Homebrewers: Change recipe to help learn brewing skills?

My buddy and I have been brewing beer and making wine for a while, but we’re in a spot… between making beer from recipes and developing our own for fun. We usually brew with extracts and steep grains when necessary.

We are going to brew two batches of the same beer, changing only one ingredient.
We usually make brown ales, milds, and stouts. We’ve never made an Imperial x, Double/Dubbel x, or anything like that.

My buddy is not into hoppy beers, so the option of brewing a hop-heavy style and just changing the hop bill is not an option.

I like the idea of tweaking the malts but our previous beers have been…inconsistent. So I’m not sure that I would be able to make the same beer twice anyways.

Any brewer dopers care to offer a suggestion for our brewing experiment?

cheers,

If you’re brewing from recipes, should I assume you never try different yeast strains?

That would be my first choice for a change in recipe. It’d be interesting to taste the differences side by side.

Second the yeast idea, and also temperatures. Sounds like you might be ready for some dark lagers. Or maybe, if you want to stick with top-fermentation, an Australian “Old” style dark beer. Big, malty, and thirst-quenching. Lightly hopped. Coal miners’ beer.

Thanks for the suggestions. We don’t have the capability to do lagers, but the idea of varying the yeast strain is a good one. Can anyone recommend a general approach for this, like a pair of yeasts that would yield different results with the same recipe?

you’re probably just using the generic yeast or the yeast that comes with the brew from a can. While these end up with good beers, the yeast is usually meant to be not noticed. Compare and contrast with a lambic (like one of those “unique” Belgium beers or a strong tasting wheat beer like Hoegarten).

Wyeast makes a whole line of yeasts that come in a little bag with yeast starter. You break the stuff inside the bag, leave over night, it starts and poofs way big, then you toss it into the wort.

The yeast can make a huge difference in taste (and not always in a good way).

Seconded on using Wyeast.

You might also want to vary the hopping method. For instance, if you’ve never done dry hopping on 2nd fermentation, give that a shot.

Your yeast choice is one of the most important factors in the final flavor of your beer.

Do you know exactly what you will be brewing and what yeast the recipe calls for?

As an example, I’ll assume you want to brew a brown ale.

Try one batch using Wyeast 1272 - American Ale II and one using White Labs WLP007. Something like that. Mix it up. Go crazy. :wink:

This site has a good list of common strains and their flavor profiles.

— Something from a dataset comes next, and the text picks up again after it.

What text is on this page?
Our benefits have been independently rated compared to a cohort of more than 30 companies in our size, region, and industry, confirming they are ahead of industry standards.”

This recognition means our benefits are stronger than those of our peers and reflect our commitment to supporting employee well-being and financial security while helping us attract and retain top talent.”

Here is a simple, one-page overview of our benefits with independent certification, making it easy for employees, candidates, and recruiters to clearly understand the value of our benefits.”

White labs has a style guide here, and Wyeast has one here.

Good luck!

Moving thread from IMHO to Cafe Society.

I’ve found that dry-hopping in the 2nd gives me the greatest variation in end product. Might not be your cup of tea, so to speak, if your buddy doesn’t like the hoppy stuff. Makes it pretty hoppy. Lately I’ve been buying cheap extract-only kits and jazzing them up by dry-hopping. Does the trick!

I do strictly recipe kits, but I get a fairly wide range of tastes even when I use the same stuff all the time. (Except my Sierra Nevada clone- consistant KickAss!) Temp variations and time left to sit, I suppose.

My only other contribution on the yeast topic is I’ve found the time to initial fermentation is a bit slower with the liquid yeasts. I use dry mostly, and get very vigirous out-gassing within hours! The liquid stews for a day or so before I hear the poppin’. Overall, I’m very happy with the cheaper, easier to use dry yeast.

I’m a very lazy homebrewer, so I’m probably not much help.

In my experience dry hopping makes the beer a bit hoppy, but not bitter. I don’t like hoppy beers because I don’t like the bitter. Possibly this is something they should experiment with.

Well, we finally got around to brewing this morning. I had come up with a pretty basic brown ale recipe somewhat similar to one we have brewed before using the yeasts that psycat90 suggested. When my brewing partner got to the homebrew store, the shop manager kind of talked him into switching up the hops as well, with more aggressive Amarillos for the American Ale II and Willamettes for the White labs English Ale yeast (I had suggested Fuggles).

I guess the owner did not understand completely the experiment and just tried to suggest typical combinations that work well. No big deal, I’m excited because these should be the hoppiest ones we’ve brewed so far, the American Ale in particular.

Thanks for the suggestions to all that posted, I’ll let you know how it turns out.